Steven Matz, Wicked 86mph Changeup. 🤢
Bend the knee. pic.twitter.com/J0m4q7H2s7
— Rob Friedman (@PitchingNinja) August 10, 2020
The Mets coaching staff raved about the way Matz looked during summer camp, but improvements only showed in his first start of the season. Things went downhill quickly as the home runs and injures quickly piled on to his lackluster season. By the end of the 60-game stretch, Matz ended up in mop-up a role out of the bullpen.
At the moment, the Mets still need a left-handed reliever. There are still plenty of options left on the free-agent market, but Matz is still in the running. At his peak, Matz could become a left-handed version of what the Mets hoped to receive from Robert Gsellman. It is unlikely Matz becomes a reliever this quickly unless injuries occur to other bullpen arms.

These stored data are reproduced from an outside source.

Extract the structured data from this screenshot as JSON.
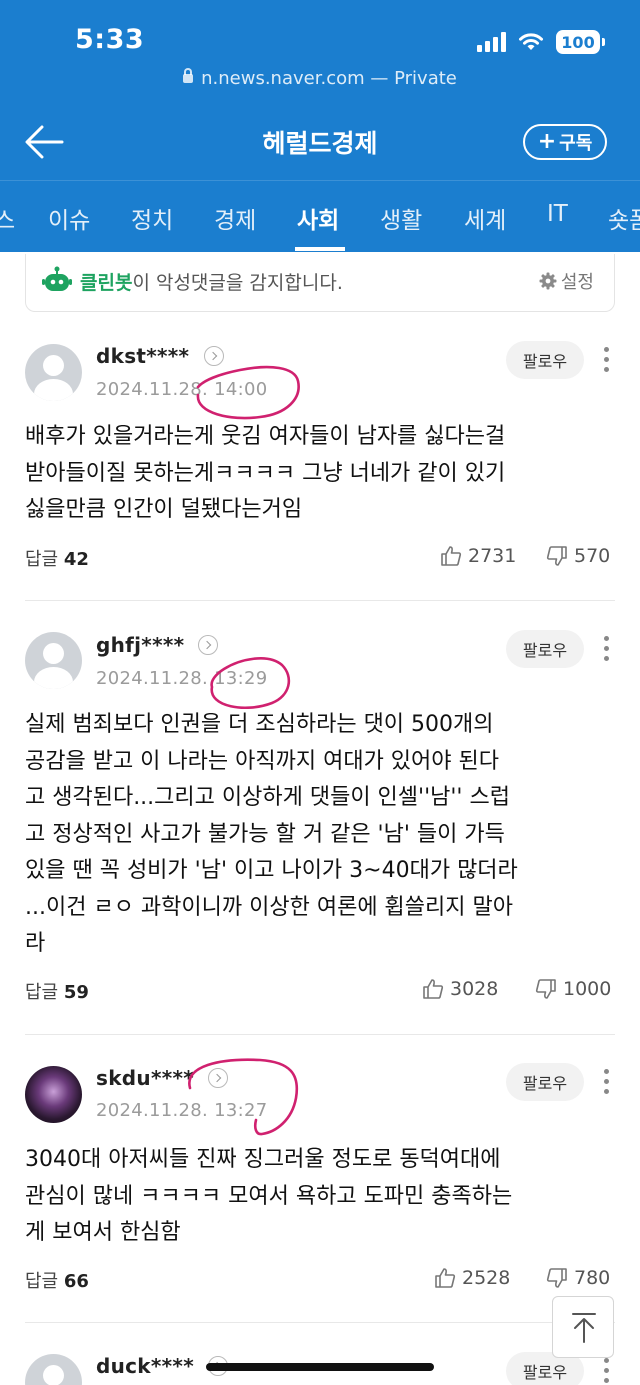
{
  "status_bar": {
    "time": "5:33",
    "battery": "100"
  },
  "url_bar": {
    "domain": "n.news.naver.com",
    "private_label": "— Private"
  },
  "header": {
    "title": "헤럴드경제",
    "subscribe_label": "구독"
  },
  "tabs": [
    "스",
    "이슈",
    "정치",
    "경제",
    "사회",
    "생활",
    "세계",
    "IT",
    "숏폼"
  ],
  "active_tab": "사회",
  "cleanbot": {
    "name": "클린봇",
    "message": "이 악성댓글을 감지합니다.",
    "settings_label": "설정"
  },
  "follow_label": "팔로우",
  "reply_label": "답글",
  "comments": [
    {
      "username": "dkst****",
      "date": "2024.11.28. 14:00",
      "lines": [
        "배후가 있을거라는게 웃김 여자들이 남자를 싫다는걸",
        "받아들이질 못하는게ㅋㅋㅋㅋ 그냥 너네가 같이 있기",
        "싫을만큼 인간이 덜됐다는거임"
      ],
      "replies": "42",
      "likes": "2731",
      "dislikes": "570"
    },
    {
      "username": "ghfj****",
      "date": "2024.11.28. 13:29",
      "lines": [
        "실제 범죄보다 인권을 더 조심하라는 댓이 500개의",
        "공감을 받고 이 나라는 아직까지 여대가 있어야 된다",
        "고 생각된다...그리고 이상하게 댓들이 인셀''남'' 스럽",
        "고 정상적인 사고가 불가능 할 거 같은 '남' 들이 가득",
        "있을 땐 꼭 성비가 '남' 이고 나이가 3~40대가 많더라",
        "...이건 ㄹㅇ 과학이니까 이상한 여론에 휩쓸리지 말아",
        "라"
      ],
      "replies": "59",
      "likes": "3028",
      "dislikes": "1000"
    },
    {
      "username": "skdu****",
      "date": "2024.11.28. 13:27",
      "lines": [
        "3040대 아저씨들 진짜 징그러울 정도로 동덕여대에",
        "관심이 많네 ㅋㅋㅋㅋ 모여서 욕하고 도파민 충족하는",
        "게 보여서 한심함"
      ],
      "replies": "66",
      "likes": "2528",
      "dislikes": "780"
    },
    {
      "username": "duck****"
    }
  ],
  "colors": {
    "header_blue": "#1b7ecf",
    "cleanbot_green": "#1ea360",
    "annotation_pink": "#d0216f"
  }
}
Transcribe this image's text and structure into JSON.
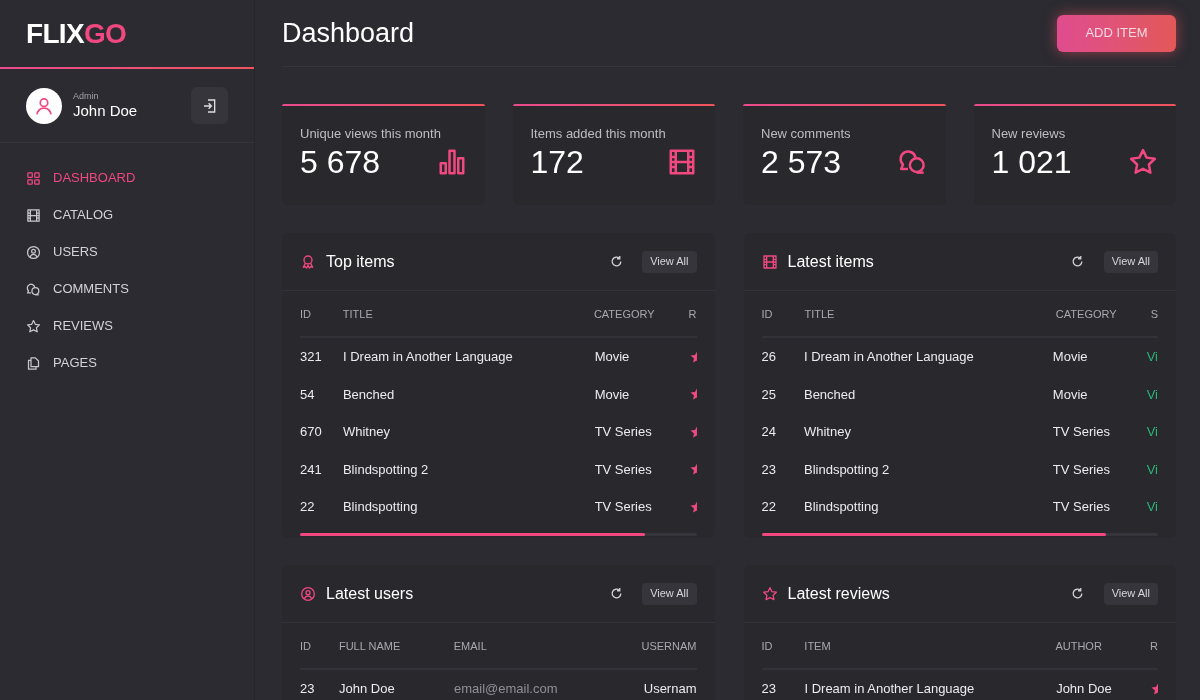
{
  "logo": {
    "part_1": "FLIX",
    "part_2": "GO"
  },
  "profile": {
    "role": "Admin",
    "name": "John Doe"
  },
  "nav": [
    {
      "label": "DASHBOARD",
      "kind": "grid",
      "selected": true
    },
    {
      "label": "CATALOG",
      "kind": "film",
      "selected": false
    },
    {
      "label": "USERS",
      "kind": "user",
      "selected": false
    },
    {
      "label": "COMMENTS",
      "kind": "comments",
      "selected": false
    },
    {
      "label": "REVIEWS",
      "kind": "star",
      "selected": false
    },
    {
      "label": "PAGES",
      "kind": "pages",
      "selected": false
    }
  ],
  "page_title": "Dashboard",
  "add_button": "ADD ITEM",
  "stats": [
    {
      "label": "Unique views this month",
      "value": "5 678",
      "kind": "bars"
    },
    {
      "label": "Items added this month",
      "value": "172",
      "kind": "film"
    },
    {
      "label": "New comments",
      "value": "2 573",
      "kind": "comments"
    },
    {
      "label": "New reviews",
      "value": "1 021",
      "kind": "star"
    }
  ],
  "panels": [
    {
      "title": "Top items",
      "kind": "award",
      "view_all": "View All",
      "columns": [
        {
          "label": "ID",
          "kind": "text"
        },
        {
          "label": "TITLE",
          "kind": "text"
        },
        {
          "label": "CATEGORY",
          "kind": "text"
        },
        {
          "label": "R",
          "kind": "rating"
        }
      ],
      "rows": [
        [
          "321",
          "I Dream in Another Language",
          "Movie"
        ],
        [
          "54",
          "Benched",
          "Movie"
        ],
        [
          "670",
          "Whitney",
          "TV Series"
        ],
        [
          "241",
          "Blindspotting 2",
          "TV Series"
        ],
        [
          "22",
          "Blindspotting",
          "TV Series"
        ]
      ]
    },
    {
      "title": "Latest items",
      "kind": "film",
      "view_all": "View All",
      "columns": [
        {
          "label": "ID",
          "kind": "text"
        },
        {
          "label": "TITLE",
          "kind": "text"
        },
        {
          "label": "CATEGORY",
          "kind": "text"
        },
        {
          "label": "S",
          "kind": "status"
        }
      ],
      "rows": [
        [
          "26",
          "I Dream in Another Language",
          "Movie",
          "Vi"
        ],
        [
          "25",
          "Benched",
          "Movie",
          "Vi"
        ],
        [
          "24",
          "Whitney",
          "TV Series",
          "Vi"
        ],
        [
          "23",
          "Blindspotting 2",
          "TV Series",
          "Vi"
        ],
        [
          "22",
          "Blindspotting",
          "TV Series",
          "Vi"
        ]
      ]
    },
    {
      "title": "Latest users",
      "kind": "user",
      "view_all": "View All",
      "columns": [
        {
          "label": "ID",
          "kind": "text"
        },
        {
          "label": "FULL NAME",
          "kind": "text"
        },
        {
          "label": "EMAIL",
          "kind": "muted"
        },
        {
          "label": "USERNAM",
          "kind": "text"
        }
      ],
      "rows": [
        [
          "23",
          "John Doe",
          "email@email.com",
          "Usernam"
        ]
      ]
    },
    {
      "title": "Latest reviews",
      "kind": "star",
      "view_all": "View All",
      "columns": [
        {
          "label": "ID",
          "kind": "text"
        },
        {
          "label": "ITEM",
          "kind": "text"
        },
        {
          "label": "AUTHOR",
          "kind": "text"
        },
        {
          "label": "R",
          "kind": "rating"
        }
      ],
      "rows": [
        [
          "23",
          "I Dream in Another Language",
          "John Doe"
        ]
      ]
    }
  ]
}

Matz’s inconsistency makes him a questionable part of any starting rotation. Ironically, Matz has the same amount of sub-four ERA seasons as Bauer. The big difference between the two is Bauer’s Cy Young winning potential. Even at his best, Matz is just a mid-rotation starting pitcher. He is already the odd-man-out of a pitching staff looking to make more additions before pitchers and catchers report.
Matz’s stock is meager, especially since he was at the bottom of the league in hard-hit and whiff rates. There are plenty of teams who would take the risk on his $5.2 million deal. Matz is left-handed and has multiple strong seasons in his past, both alluring to teams needing rotation help. No matter for which team Matz pitches for, his Achilles heel will always be the home run. Matz has never had a season where his HR/9 is below 1.0, and it is surprising since he is a sinker-ball pitcher.
Matz’s contract is non-guaranteed and allows the Mets to cut him during the middle of spring training. He will likely make it to Port St. Luice as a Met, but the odds are stacked against him to leave with the Mets.